Alongside the main Shift-Time Festival we're running a project to get Shrewsbury and the surrounding area blogging. We want people to use the festival to experiment with all sorts of "social media" services be they weblogs, photo and video sharing sites like Flickr and YouTube or Twitter. The end result, we hope, is to give Shrewsbury the tools to talk to itself about things that matter, whatever they may be.

This blog will act as a hub, collecting and linking to online activity that is either relevant to the festival or Shrewsbury in general, and posting things to to help and inspire you to blog about Shift-Time.

So get involved by setting up a blog or sharing your photos and videos online and let us know what you're up to so we can mention it on the blog.

About the project

The Shift-Time Blogging Project started with a conversation I had with Anna Douglas, the festival director. She wanted to know if they could use the new-fangled Social Media stuff in an interesting way and I got thinking.

A few years ago I started a blog called Created in Birmingham which was about arts and culture activities in the city. These two aspects pretty much define what I do these day - helping artists and cultural organisations engage with the social internet and looking at how these tools can be used at a local level to connect people, strengthen communities and so on.

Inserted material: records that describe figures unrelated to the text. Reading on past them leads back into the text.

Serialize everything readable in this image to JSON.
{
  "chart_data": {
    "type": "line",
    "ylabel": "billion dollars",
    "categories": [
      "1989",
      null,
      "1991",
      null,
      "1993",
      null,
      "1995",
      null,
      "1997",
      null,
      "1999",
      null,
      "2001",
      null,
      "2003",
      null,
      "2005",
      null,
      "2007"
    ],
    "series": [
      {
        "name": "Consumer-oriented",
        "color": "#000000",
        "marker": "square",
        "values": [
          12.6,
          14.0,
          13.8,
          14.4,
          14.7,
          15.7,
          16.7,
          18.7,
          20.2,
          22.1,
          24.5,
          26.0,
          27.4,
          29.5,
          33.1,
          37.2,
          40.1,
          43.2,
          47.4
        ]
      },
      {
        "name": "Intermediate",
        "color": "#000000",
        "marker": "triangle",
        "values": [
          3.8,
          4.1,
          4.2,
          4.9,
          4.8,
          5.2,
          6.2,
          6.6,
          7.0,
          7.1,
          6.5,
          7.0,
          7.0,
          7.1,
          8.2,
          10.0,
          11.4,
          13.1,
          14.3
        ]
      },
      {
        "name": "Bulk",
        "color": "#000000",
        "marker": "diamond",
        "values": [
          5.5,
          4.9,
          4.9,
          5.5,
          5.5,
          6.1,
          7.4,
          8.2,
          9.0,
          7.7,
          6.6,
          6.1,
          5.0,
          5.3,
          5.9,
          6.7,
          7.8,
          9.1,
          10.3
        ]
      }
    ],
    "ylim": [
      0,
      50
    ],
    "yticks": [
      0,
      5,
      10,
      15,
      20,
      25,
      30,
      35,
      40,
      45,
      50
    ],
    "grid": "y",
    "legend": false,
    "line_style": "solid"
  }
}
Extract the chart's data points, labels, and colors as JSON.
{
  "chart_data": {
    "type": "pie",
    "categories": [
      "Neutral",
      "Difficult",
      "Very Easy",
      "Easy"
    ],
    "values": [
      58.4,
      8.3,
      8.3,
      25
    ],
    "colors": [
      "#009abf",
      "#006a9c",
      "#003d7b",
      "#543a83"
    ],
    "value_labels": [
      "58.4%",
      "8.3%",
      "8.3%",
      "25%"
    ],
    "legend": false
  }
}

So when Anna Douglass, the festival programme director, asked me how this Social Media stuff could be used by the Shift-Time festival in interesting ways my answer was pretty simple. Get Shrewsbury itself to report on it. Rather than simply talking at the town through the usual media outlets encourage and empower people to host the discussions and debates on their own sites on their own terms. That, I said, would be interesting. And once the festival was over that experience would be embedded in the community to be used however the community wanted.

This idea went through the usual development processes which brought in Shropshire Council through Jon King the festival manager. There’s a lot of talk at the moment about how local government might need to adapt to a world where citizens are using these tools to communicate and this was seen as a low-impact way for them to dip their toes in and understand it better.

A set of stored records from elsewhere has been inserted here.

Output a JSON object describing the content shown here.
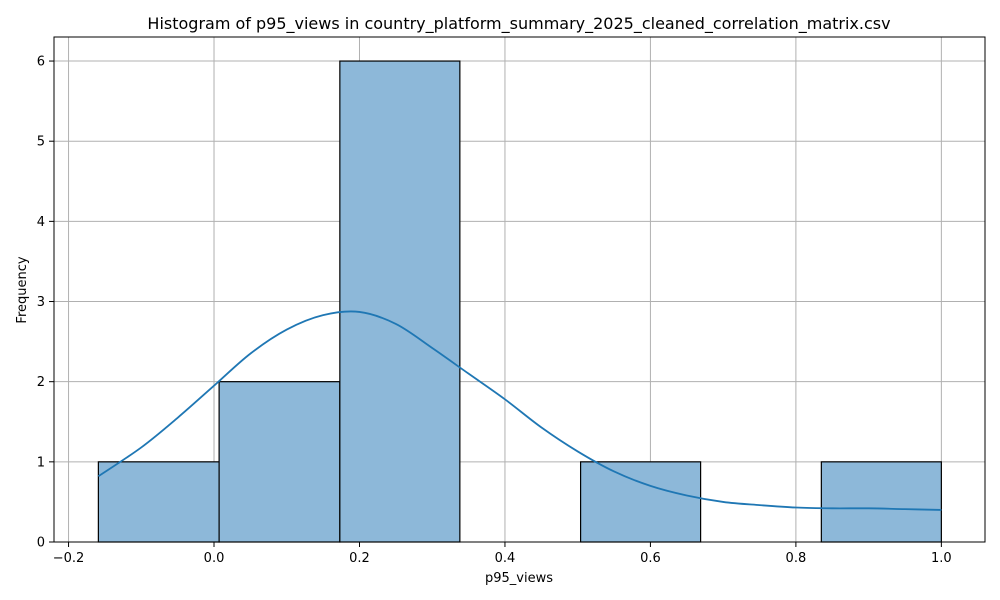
{
  "chart_data": {
    "type": "bar",
    "title": "Histogram of p95_views in country_platform_summary_2025_cleaned_correlation_matrix.csv",
    "xlabel": "p95_views",
    "ylabel": "Frequency",
    "xlim": [
      -0.22,
      1.06
    ],
    "ylim": [
      0,
      6.3
    ],
    "x_ticks": [
      -0.2,
      0.0,
      0.2,
      0.4,
      0.6,
      0.8,
      1.0
    ],
    "x_tick_labels": [
      "−0.2",
      "0.0",
      "0.2",
      "0.4",
      "0.6",
      "0.8",
      "1.0"
    ],
    "y_ticks": [
      0,
      1,
      2,
      3,
      4,
      5,
      6
    ],
    "y_tick_labels": [
      "0",
      "1",
      "2",
      "3",
      "4",
      "5",
      "6"
    ],
    "grid": true,
    "bins": [
      {
        "x0": -0.159,
        "x1": 0.007,
        "count": 1
      },
      {
        "x0": 0.007,
        "x1": 0.173,
        "count": 2
      },
      {
        "x0": 0.173,
        "x1": 0.338,
        "count": 6
      },
      {
        "x0": 0.338,
        "x1": 0.504,
        "count": 0
      },
      {
        "x0": 0.504,
        "x1": 0.669,
        "count": 1
      },
      {
        "x0": 0.669,
        "x1": 0.835,
        "count": 0
      },
      {
        "x0": 0.835,
        "x1": 1.0,
        "count": 1
      }
    ],
    "kde": {
      "x": [
        -0.159,
        -0.1,
        -0.05,
        0.0,
        0.05,
        0.1,
        0.15,
        0.2,
        0.25,
        0.3,
        0.35,
        0.4,
        0.45,
        0.5,
        0.55,
        0.6,
        0.65,
        0.7,
        0.75,
        0.8,
        0.85,
        0.9,
        0.95,
        1.0
      ],
      "y": [
        0.82,
        1.18,
        1.55,
        1.95,
        2.35,
        2.65,
        2.83,
        2.87,
        2.72,
        2.42,
        2.1,
        1.78,
        1.43,
        1.13,
        0.88,
        0.7,
        0.58,
        0.5,
        0.46,
        0.43,
        0.42,
        0.42,
        0.41,
        0.4
      ]
    },
    "colors": {
      "bar_fill": "#8db8d9",
      "bar_edge": "#000000",
      "kde_line": "#1f77b4",
      "grid": "#b0b0b0"
    }
  }
}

The project remains simple though. We want to get people in Shrewsbury using all manner of social media tools (blogs, photo sharing, video uploading, etc) on their own terms for their own reasons. While coverage of the festival online would be great it’s really a gateway to something larger.

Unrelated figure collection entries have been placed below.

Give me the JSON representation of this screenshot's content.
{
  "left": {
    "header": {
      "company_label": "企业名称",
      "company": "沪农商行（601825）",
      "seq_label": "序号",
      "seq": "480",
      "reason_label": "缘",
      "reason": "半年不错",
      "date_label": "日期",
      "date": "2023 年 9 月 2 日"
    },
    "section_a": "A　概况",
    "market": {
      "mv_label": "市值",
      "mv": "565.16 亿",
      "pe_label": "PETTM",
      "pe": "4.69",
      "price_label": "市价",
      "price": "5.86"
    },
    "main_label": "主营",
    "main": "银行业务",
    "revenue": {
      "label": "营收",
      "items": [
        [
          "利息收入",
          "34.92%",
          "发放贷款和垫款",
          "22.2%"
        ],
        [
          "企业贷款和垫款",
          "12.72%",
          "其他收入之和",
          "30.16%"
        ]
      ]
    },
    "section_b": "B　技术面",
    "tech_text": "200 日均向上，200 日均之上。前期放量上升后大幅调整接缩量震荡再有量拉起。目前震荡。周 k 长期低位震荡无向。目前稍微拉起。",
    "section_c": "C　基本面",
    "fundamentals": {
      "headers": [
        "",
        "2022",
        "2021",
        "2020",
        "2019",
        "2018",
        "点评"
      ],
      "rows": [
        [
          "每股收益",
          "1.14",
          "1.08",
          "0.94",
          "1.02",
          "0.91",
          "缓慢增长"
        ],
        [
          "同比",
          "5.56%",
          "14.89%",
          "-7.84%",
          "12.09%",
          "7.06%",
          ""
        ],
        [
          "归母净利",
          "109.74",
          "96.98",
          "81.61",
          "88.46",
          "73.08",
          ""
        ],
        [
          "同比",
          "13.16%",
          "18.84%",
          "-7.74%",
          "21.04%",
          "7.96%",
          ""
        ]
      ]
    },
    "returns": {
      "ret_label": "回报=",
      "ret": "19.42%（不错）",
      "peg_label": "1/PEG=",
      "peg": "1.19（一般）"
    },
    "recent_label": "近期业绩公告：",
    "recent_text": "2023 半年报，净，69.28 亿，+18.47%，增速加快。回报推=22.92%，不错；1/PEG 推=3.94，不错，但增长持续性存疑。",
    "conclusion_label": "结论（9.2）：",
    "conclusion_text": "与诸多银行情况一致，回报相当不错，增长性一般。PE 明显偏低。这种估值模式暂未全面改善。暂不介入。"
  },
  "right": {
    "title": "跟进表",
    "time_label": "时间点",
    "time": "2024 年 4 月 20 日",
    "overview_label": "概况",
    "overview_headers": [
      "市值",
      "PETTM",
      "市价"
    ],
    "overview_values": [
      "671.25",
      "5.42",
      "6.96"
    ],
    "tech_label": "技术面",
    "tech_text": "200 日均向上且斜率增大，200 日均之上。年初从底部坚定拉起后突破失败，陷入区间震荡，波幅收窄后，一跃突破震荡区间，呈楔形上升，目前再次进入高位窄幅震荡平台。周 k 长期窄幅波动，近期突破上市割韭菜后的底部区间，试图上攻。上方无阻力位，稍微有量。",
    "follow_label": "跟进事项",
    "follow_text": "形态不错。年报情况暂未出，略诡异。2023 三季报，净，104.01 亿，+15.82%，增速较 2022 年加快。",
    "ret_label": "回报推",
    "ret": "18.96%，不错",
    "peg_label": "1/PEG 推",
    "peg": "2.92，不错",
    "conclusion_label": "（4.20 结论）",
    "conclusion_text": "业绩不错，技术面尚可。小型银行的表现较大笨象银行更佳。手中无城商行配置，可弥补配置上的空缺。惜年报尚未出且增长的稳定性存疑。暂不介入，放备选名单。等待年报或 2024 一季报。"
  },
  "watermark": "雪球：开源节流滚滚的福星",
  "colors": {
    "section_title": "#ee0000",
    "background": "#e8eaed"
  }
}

The impossible goal (and all projects should have an impossible goal) is for the town of Shrewsbury to have a vibrant, active and comprehensive network of online communities that complements and strengthens the traditional means of communication and news distribution throughout the area. We’re not going to achieve that over the time of this project but hopefully we can plant some seeds.

To get involved all you have to do is start a blog. Or add your photos to a Flickr group. Or upload a video to YouTube. Let us know about it and we’ll link to it on this blog.

And if you’re stuck for something to write about, well, how about this fantastic Festival of Ideas that’s happening in July? There’s bound to be something there to start you off.